# WTB: RT3 Plow Frame with pump



## DarrenR (Apr 10, 2018)

I'm searching for a Boss RT3 Smart Hitch 2 Snowplow Frame with pump and complete electronics.
V-Plow or Straight Blade. Preferably an 8FT+ plow.
I'm not interested in the plow itself so it can be rusted, all twisted up, or even missing.
I don't need the left and right cylinders either but would like the hoses to be intact.
I would like the frame to be in decent shape.

Please let me know if you have one or know of any for sale. Thanks


----------



## EWSplow (Dec 4, 2012)

DarrenR said:


> I'm searching for a Boss RT3 Smart Hitch 2 Snowplow Frame with pump and complete electronics.
> V-Plow or Straight Blade. Preferably an 8FT+ plow.
> I'm not interested in the plow itself so it can be rusted, all twisted up, or even missing.
> I don't need the left and right cylinders either but would like the hoses to be intact.
> ...


I have a bare frame, nothing in it, brand new sitting in the shop.


----------



## DarrenR (Apr 10, 2018)

EWSplow said:


> I have a bare frame, nothing in it, brand new sitting in the shop.

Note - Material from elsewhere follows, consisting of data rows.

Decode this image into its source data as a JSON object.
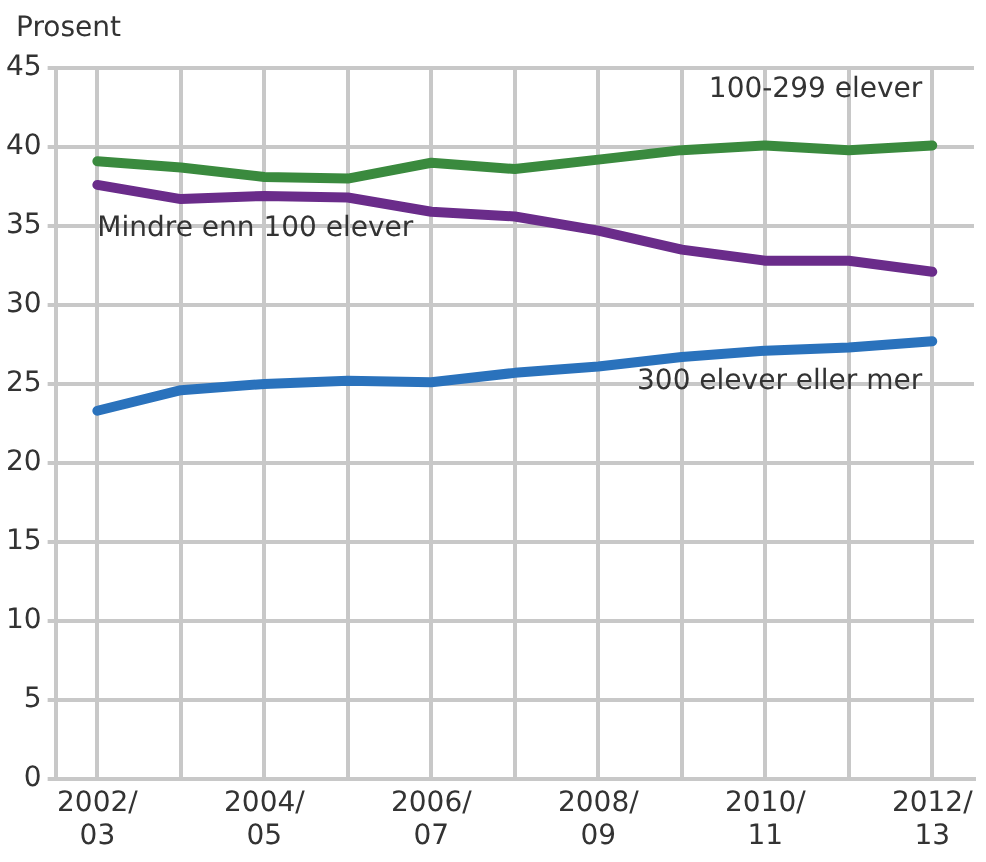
{
  "chart_data": {
    "type": "line",
    "ylabel": "Prosent",
    "categories": [
      "2002/03",
      null,
      "2004/05",
      null,
      "2006/07",
      null,
      "2008/09",
      null,
      "2010/11",
      null,
      "2012/13"
    ],
    "series": [
      {
        "name": "100-299 elever",
        "color": "#3a8a3e",
        "values": [
          39.1,
          38.7,
          38.1,
          38.0,
          39.0,
          38.6,
          39.2,
          39.8,
          40.1,
          39.8,
          40.1
        ]
      },
      {
        "name": "Mindre enn 100 elever",
        "color": "#6a2c8a",
        "values": [
          37.6,
          36.7,
          36.9,
          36.8,
          35.9,
          35.6,
          34.7,
          33.5,
          32.8,
          32.8,
          32.1
        ]
      },
      {
        "name": "300 elever eller mer",
        "color": "#2a72bc",
        "values": [
          23.3,
          24.6,
          25.0,
          25.2,
          25.1,
          25.7,
          26.1,
          26.7,
          27.1,
          27.3,
          27.7
        ]
      }
    ],
    "ylim": [
      0,
      45
    ],
    "yticks": [
      0,
      5,
      10,
      15,
      20,
      25,
      30,
      35,
      40,
      45
    ],
    "grid": true,
    "legend": false,
    "marker": "none",
    "line_style": "solid"
  }
}
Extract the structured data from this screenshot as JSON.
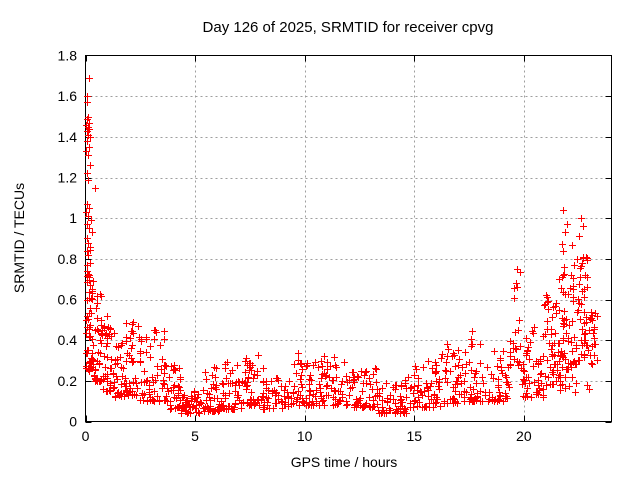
{
  "window": {
    "background": "#ffffff"
  },
  "chart_data": {
    "type": "scatter",
    "title": "Day 126 of 2025, SRMTID for receiver cpvg",
    "xlabel": "GPS time / hours",
    "ylabel": "SRMTID / TECUs",
    "xlim": [
      0,
      24
    ],
    "ylim": [
      0,
      1.8
    ],
    "xticks": [
      0,
      5,
      10,
      15,
      20
    ],
    "xtick_labels": [
      "0",
      "5",
      "10",
      "15",
      "20"
    ],
    "yticks": [
      0,
      0.2,
      0.4,
      0.6,
      0.8,
      1.0,
      1.2,
      1.4,
      1.6,
      1.8
    ],
    "ytick_labels": [
      "0",
      "0.2",
      "0.4",
      "0.6",
      "0.8",
      "1",
      "1.2",
      "1.4",
      "1.6",
      "1.8"
    ],
    "grid": true,
    "grid_style": "dashed",
    "legend": "none",
    "marker": "plus",
    "marker_size": 7,
    "marker_color": "#ff0000",
    "grid_color": "#9e9e9e",
    "axis_color": "#000000",
    "background_color": "#ffffff",
    "seed": 126126,
    "notable_points": [
      [
        0.14,
        1.69
      ],
      [
        0.05,
        1.6
      ],
      [
        0.09,
        1.57
      ],
      [
        0.1,
        1.5
      ],
      [
        0.06,
        1.49
      ],
      [
        0.16,
        1.47
      ],
      [
        0.03,
        1.46
      ],
      [
        0.13,
        1.45
      ],
      [
        0.18,
        1.44
      ],
      [
        0.05,
        1.43
      ],
      [
        0.1,
        1.41
      ],
      [
        0.22,
        1.4
      ],
      [
        0.07,
        1.38
      ],
      [
        0.15,
        1.35
      ],
      [
        0.04,
        1.33
      ],
      [
        0.1,
        1.31
      ],
      [
        0.2,
        1.26
      ],
      [
        0.06,
        1.22
      ],
      [
        0.12,
        1.19
      ],
      [
        0.45,
        1.15
      ],
      [
        0.08,
        1.07
      ],
      [
        0.18,
        1.05
      ],
      [
        0.03,
        1.03
      ],
      [
        0.12,
        1.01
      ],
      [
        0.25,
        0.99
      ],
      [
        0.07,
        0.97
      ],
      [
        0.15,
        0.95
      ],
      [
        0.3,
        0.93
      ],
      [
        0.05,
        0.9
      ],
      [
        0.12,
        0.88
      ],
      [
        0.2,
        0.86
      ],
      [
        0.08,
        0.84
      ],
      [
        21.8,
        1.04
      ],
      [
        21.95,
        0.97
      ],
      [
        21.88,
        0.93
      ],
      [
        22.6,
        1.0
      ],
      [
        22.7,
        0.96
      ],
      [
        22.5,
        0.91
      ],
      [
        21.6,
        0.7
      ],
      [
        23.2,
        0.38
      ],
      [
        19.7,
        0.75
      ],
      [
        19.62,
        0.68
      ]
    ],
    "band_segments": [
      {
        "x0": 0.02,
        "x1": 0.35,
        "n": 60,
        "ylo": 0.25,
        "yhi": 0.85,
        "pow": 1.5
      },
      {
        "x0": 0.35,
        "x1": 0.8,
        "n": 38,
        "ylo": 0.2,
        "yhi": 0.66,
        "pow": 1.8
      },
      {
        "x0": 0.8,
        "x1": 1.35,
        "n": 40,
        "ylo": 0.15,
        "yhi": 0.52,
        "pow": 1.7
      },
      {
        "x0": 1.35,
        "x1": 1.85,
        "n": 30,
        "ylo": 0.12,
        "yhi": 0.4,
        "pow": 1.7
      },
      {
        "x0": 1.85,
        "x1": 2.45,
        "n": 36,
        "ylo": 0.13,
        "yhi": 0.5,
        "pow": 1.8
      },
      {
        "x0": 2.45,
        "x1": 3.1,
        "n": 36,
        "ylo": 0.1,
        "yhi": 0.42,
        "pow": 1.8
      },
      {
        "x0": 3.1,
        "x1": 3.75,
        "n": 32,
        "ylo": 0.1,
        "yhi": 0.48,
        "pow": 1.9
      },
      {
        "x0": 3.75,
        "x1": 4.35,
        "n": 30,
        "ylo": 0.06,
        "yhi": 0.28,
        "pow": 1.8
      },
      {
        "x0": 4.35,
        "x1": 5.3,
        "n": 46,
        "ylo": 0.04,
        "yhi": 0.16,
        "pow": 1.5
      },
      {
        "x0": 5.3,
        "x1": 6.15,
        "n": 42,
        "ylo": 0.05,
        "yhi": 0.27,
        "pow": 2.0
      },
      {
        "x0": 6.15,
        "x1": 7.15,
        "n": 46,
        "ylo": 0.06,
        "yhi": 0.3,
        "pow": 2.0
      },
      {
        "x0": 7.15,
        "x1": 8.1,
        "n": 46,
        "ylo": 0.08,
        "yhi": 0.35,
        "pow": 2.0
      },
      {
        "x0": 8.1,
        "x1": 9.25,
        "n": 48,
        "ylo": 0.06,
        "yhi": 0.22,
        "pow": 1.7
      },
      {
        "x0": 9.25,
        "x1": 10.6,
        "n": 56,
        "ylo": 0.08,
        "yhi": 0.35,
        "pow": 2.0
      },
      {
        "x0": 10.6,
        "x1": 12.0,
        "n": 56,
        "ylo": 0.08,
        "yhi": 0.33,
        "pow": 2.0
      },
      {
        "x0": 12.0,
        "x1": 13.35,
        "n": 56,
        "ylo": 0.07,
        "yhi": 0.27,
        "pow": 1.8
      },
      {
        "x0": 13.35,
        "x1": 14.7,
        "n": 56,
        "ylo": 0.04,
        "yhi": 0.22,
        "pow": 1.7
      },
      {
        "x0": 14.7,
        "x1": 16.2,
        "n": 62,
        "ylo": 0.07,
        "yhi": 0.3,
        "pow": 1.9
      },
      {
        "x0": 16.2,
        "x1": 17.45,
        "n": 52,
        "ylo": 0.09,
        "yhi": 0.4,
        "pow": 2.0
      },
      {
        "x0": 17.45,
        "x1": 18.6,
        "n": 46,
        "ylo": 0.1,
        "yhi": 0.45,
        "pow": 2.1
      },
      {
        "x0": 18.6,
        "x1": 19.45,
        "n": 36,
        "ylo": 0.1,
        "yhi": 0.4,
        "pow": 2.0
      },
      {
        "x0": 19.5,
        "x1": 19.85,
        "n": 16,
        "ylo": 0.28,
        "yhi": 0.78,
        "pow": 1.5
      },
      {
        "x0": 19.85,
        "x1": 20.9,
        "n": 52,
        "ylo": 0.12,
        "yhi": 0.47,
        "pow": 1.8
      },
      {
        "x0": 20.9,
        "x1": 21.7,
        "n": 52,
        "ylo": 0.18,
        "yhi": 0.63,
        "pow": 1.5
      },
      {
        "x0": 21.7,
        "x1": 22.45,
        "n": 56,
        "ylo": 0.25,
        "yhi": 0.92,
        "pow": 1.4
      },
      {
        "x0": 22.45,
        "x1": 23.0,
        "n": 46,
        "ylo": 0.3,
        "yhi": 0.82,
        "pow": 1.3
      },
      {
        "x0": 23.0,
        "x1": 23.35,
        "n": 18,
        "ylo": 0.28,
        "yhi": 0.6,
        "pow": 1.4
      },
      {
        "x0": 20.6,
        "x1": 23.1,
        "n": 14,
        "ylo": 0.14,
        "yhi": 0.3,
        "pow": 1.2
      }
    ]
  }
}
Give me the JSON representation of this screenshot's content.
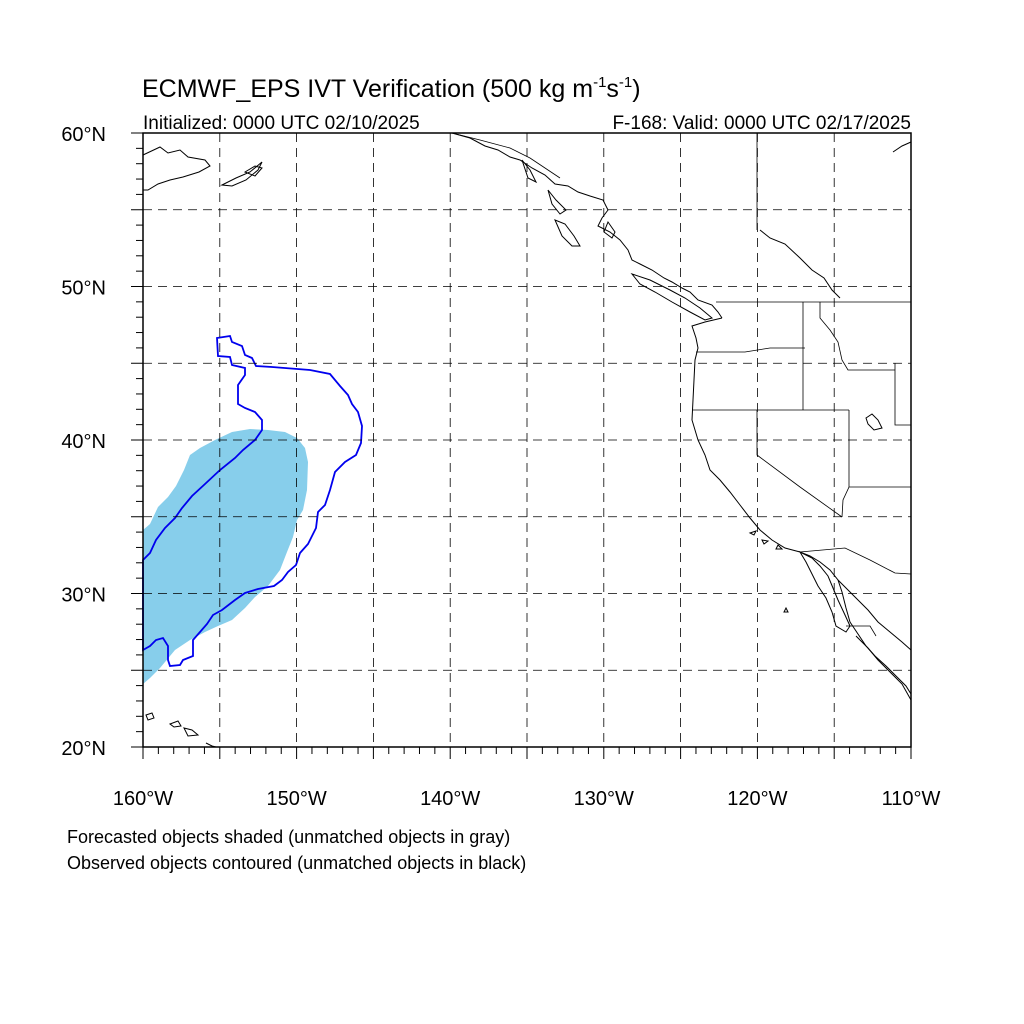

I'm really looking for something that has the pump and all electronics. Thanks for the offer though.


----------



## DarrenR (Apr 10, 2018)

I'm still searching for one. Please help.


----------



## aggie1978 (Aug 6, 2018)

Where are you located?


----------



## DarrenR (Apr 10, 2018)

Central Wisconsin. I found one. Sorry for not posting an update.


----------